The Aquino government however considers mining as key to economic development in the country and wants bigger share in the revenues and taxes as a matter of policy while regulating and restricting small scale miners in government designated areas.
Old habits die hard
Segovia however said the NPAs are just covering up losses in the battlefield by conducting series of media interviews.
“These are designed to boost the morale of their fighters to cover up atrocities they are committing against the lumads (indigenous tribes),” Segovia said in a phone interview.
Late last month, NPA guerillas waylaid tribal leader Cawsing Ogaw whom they accused of working for the military in a rebel checkpoint in Marilog district, Davao City. A separate NPA unit also ambushed and killed paramilitary leader Abantas Ansabo alias Kumander Ibon whom the rebels accused of killing at least 19 peasants and lumad supporters in Arakan, Cotabato. Both killings happened on the same day, July 27.

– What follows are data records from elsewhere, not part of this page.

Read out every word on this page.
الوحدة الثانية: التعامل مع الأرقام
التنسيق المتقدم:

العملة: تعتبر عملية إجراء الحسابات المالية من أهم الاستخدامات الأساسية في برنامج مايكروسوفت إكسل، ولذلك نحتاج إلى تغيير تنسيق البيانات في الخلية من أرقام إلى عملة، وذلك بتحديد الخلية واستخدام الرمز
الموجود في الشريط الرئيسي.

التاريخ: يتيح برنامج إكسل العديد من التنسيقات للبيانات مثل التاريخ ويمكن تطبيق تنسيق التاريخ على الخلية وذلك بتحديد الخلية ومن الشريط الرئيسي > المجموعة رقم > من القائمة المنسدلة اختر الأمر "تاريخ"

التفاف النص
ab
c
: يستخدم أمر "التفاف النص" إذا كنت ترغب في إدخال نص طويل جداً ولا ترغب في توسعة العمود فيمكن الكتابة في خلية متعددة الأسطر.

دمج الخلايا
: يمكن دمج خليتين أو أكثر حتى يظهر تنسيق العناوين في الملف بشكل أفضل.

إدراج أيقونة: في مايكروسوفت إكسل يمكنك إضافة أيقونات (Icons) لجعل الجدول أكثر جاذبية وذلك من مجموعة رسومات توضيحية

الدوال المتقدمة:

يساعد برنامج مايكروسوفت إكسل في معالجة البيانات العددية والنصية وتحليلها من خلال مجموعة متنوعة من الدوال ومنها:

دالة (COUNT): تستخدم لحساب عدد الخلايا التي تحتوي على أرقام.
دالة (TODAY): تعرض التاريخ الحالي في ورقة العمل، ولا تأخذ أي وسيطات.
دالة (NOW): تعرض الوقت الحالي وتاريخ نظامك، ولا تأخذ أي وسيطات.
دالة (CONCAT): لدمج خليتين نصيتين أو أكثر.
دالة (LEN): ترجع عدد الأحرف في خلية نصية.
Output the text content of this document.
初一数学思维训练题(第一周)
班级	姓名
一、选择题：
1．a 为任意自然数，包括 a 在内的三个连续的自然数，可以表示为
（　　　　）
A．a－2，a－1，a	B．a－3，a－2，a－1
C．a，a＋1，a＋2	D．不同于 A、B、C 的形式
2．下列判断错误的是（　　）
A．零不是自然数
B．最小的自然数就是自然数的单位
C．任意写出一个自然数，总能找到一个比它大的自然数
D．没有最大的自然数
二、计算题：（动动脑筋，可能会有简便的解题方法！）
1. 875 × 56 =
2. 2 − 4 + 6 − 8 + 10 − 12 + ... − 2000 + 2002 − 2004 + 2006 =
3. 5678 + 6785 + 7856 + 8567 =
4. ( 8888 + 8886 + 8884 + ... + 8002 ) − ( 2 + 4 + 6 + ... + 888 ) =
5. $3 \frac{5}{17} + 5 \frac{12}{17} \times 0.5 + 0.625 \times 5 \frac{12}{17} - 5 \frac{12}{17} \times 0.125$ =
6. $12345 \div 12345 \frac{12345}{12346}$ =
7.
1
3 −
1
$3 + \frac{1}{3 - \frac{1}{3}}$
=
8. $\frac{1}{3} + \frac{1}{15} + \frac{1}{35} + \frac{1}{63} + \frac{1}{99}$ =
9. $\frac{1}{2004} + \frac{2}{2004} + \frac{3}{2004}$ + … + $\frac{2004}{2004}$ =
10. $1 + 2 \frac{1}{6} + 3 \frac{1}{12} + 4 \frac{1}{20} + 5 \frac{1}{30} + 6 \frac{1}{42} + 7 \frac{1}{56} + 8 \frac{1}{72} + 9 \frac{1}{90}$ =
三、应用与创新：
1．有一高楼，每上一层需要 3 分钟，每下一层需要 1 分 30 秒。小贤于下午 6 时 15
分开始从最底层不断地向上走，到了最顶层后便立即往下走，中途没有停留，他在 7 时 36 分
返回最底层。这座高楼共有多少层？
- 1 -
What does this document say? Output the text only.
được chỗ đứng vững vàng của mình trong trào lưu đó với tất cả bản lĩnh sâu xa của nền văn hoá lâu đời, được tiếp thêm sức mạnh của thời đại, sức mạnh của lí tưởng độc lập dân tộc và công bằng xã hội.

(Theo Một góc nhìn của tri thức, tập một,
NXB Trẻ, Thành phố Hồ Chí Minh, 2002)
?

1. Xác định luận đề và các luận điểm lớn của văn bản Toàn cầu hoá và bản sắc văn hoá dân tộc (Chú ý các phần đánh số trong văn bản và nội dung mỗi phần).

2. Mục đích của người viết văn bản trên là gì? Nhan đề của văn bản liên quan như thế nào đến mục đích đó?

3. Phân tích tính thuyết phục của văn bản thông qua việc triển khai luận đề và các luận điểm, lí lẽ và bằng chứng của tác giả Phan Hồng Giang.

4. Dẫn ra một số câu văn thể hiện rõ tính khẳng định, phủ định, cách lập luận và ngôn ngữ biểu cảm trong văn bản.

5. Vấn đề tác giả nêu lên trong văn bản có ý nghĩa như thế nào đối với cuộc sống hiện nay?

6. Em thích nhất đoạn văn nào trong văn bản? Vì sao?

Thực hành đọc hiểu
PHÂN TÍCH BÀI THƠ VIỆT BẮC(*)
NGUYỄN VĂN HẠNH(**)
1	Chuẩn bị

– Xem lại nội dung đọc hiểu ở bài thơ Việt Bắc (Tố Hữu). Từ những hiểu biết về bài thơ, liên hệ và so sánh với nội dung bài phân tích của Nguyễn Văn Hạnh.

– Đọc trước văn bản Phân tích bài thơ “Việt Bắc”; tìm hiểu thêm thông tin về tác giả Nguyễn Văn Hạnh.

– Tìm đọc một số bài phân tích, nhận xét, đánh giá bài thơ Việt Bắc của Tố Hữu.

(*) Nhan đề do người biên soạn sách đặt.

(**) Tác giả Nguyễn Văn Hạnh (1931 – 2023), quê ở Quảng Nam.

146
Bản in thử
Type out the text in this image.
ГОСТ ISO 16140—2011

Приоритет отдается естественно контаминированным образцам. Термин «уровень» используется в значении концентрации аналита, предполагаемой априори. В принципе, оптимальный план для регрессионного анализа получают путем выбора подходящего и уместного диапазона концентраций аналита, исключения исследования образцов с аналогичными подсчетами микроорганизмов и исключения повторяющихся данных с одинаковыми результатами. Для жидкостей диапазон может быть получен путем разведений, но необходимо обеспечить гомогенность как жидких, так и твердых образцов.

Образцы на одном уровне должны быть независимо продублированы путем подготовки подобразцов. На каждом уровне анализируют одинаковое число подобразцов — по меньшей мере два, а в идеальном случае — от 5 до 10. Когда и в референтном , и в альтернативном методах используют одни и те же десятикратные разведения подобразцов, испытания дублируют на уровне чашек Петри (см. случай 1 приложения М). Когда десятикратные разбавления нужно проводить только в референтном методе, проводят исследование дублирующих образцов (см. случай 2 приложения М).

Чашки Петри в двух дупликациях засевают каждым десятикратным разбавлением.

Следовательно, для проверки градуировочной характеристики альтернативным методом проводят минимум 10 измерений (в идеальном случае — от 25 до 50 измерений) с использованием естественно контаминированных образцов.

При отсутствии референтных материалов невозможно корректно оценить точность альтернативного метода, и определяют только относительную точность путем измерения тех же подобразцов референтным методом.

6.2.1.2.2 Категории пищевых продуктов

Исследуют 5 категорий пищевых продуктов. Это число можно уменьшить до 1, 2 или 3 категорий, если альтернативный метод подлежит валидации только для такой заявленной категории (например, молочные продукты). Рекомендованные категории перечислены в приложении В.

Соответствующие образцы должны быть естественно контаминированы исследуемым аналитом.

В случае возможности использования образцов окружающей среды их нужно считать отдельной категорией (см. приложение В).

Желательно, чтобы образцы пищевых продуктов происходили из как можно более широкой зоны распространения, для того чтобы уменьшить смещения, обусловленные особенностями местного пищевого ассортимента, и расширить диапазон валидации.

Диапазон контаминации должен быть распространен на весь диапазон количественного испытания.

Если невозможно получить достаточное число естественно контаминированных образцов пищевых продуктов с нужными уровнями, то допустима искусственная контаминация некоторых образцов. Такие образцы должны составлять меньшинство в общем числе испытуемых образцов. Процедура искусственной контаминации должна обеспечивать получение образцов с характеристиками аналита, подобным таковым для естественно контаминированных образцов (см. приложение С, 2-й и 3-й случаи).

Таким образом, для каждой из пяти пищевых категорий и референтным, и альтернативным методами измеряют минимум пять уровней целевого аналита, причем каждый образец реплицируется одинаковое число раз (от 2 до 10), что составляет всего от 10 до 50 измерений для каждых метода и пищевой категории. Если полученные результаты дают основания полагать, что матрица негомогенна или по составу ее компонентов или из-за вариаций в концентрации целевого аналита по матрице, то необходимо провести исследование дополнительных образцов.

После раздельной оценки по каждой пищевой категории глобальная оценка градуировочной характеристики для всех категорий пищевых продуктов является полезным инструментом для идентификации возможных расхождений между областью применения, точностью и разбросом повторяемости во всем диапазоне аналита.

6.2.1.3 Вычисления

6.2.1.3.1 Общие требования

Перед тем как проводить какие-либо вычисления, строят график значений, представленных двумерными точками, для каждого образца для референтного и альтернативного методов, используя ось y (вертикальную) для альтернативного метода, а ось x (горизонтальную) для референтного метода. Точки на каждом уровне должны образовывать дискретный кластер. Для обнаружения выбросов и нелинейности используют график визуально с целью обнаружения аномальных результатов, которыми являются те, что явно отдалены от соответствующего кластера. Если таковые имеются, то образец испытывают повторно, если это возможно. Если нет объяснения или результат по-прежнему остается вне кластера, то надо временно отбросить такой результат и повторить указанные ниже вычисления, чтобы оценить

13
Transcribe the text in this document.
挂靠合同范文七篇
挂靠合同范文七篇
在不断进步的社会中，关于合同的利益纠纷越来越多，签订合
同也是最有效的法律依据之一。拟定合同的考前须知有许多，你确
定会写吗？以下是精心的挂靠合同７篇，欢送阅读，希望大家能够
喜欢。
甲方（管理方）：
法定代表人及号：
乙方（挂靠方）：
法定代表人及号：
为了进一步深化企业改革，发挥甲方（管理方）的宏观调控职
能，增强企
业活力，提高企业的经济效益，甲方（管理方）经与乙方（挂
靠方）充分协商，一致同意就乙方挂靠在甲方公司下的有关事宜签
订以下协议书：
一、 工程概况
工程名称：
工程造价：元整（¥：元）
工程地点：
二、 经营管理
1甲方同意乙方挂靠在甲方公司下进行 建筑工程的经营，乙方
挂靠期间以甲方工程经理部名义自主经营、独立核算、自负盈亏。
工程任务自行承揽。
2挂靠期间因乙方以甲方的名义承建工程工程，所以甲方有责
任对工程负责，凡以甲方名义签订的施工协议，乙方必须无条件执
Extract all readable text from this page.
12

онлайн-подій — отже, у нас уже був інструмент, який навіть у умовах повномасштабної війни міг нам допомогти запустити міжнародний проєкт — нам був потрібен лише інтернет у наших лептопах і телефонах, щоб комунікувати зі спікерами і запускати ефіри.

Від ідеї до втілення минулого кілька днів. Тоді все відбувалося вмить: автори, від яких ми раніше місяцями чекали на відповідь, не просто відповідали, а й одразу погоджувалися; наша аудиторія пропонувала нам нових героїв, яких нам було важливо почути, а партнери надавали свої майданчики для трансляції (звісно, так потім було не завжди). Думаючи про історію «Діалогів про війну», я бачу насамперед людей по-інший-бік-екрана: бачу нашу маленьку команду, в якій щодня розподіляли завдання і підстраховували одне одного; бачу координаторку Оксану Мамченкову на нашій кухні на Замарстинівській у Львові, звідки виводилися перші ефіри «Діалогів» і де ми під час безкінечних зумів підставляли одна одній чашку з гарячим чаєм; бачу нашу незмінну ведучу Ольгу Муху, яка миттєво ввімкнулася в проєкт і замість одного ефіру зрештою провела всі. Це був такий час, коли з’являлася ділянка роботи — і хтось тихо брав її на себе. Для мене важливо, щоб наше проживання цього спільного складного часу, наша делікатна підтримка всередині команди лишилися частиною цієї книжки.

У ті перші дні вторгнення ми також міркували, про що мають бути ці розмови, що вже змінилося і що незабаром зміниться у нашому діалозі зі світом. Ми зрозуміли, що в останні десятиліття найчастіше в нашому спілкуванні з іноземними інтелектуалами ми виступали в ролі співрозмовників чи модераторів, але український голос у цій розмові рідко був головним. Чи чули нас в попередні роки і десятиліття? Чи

These, according to Segovia, have alienated the NPAs who he claimed have become more and more dogmatic.
“Old habits die hard. This (dogmatism) will be the cause of their downfall,” he said.
Despite increased armed rebel activities which included a raid at a mining firm in Agusan del Sur which netted 17 high powered rifles for the NPAs, Segovia said the NPAs in his area of responsibility are down to less than 1,500 and belied claims the rebels are gaining strength (the Eastern Mindanao Command of the AFP covers the Socsksargen, Davao, Caraga and Central Mindanao regions).
“They have suffered heavy losses nationwide that is why it is giving an impression they are getting stronger in eastern Mindanao,” Segovia explained.
(MindaViews is the opinion section of MindaNews. Edwin Espejo writes for the asiancorrespondent.com.)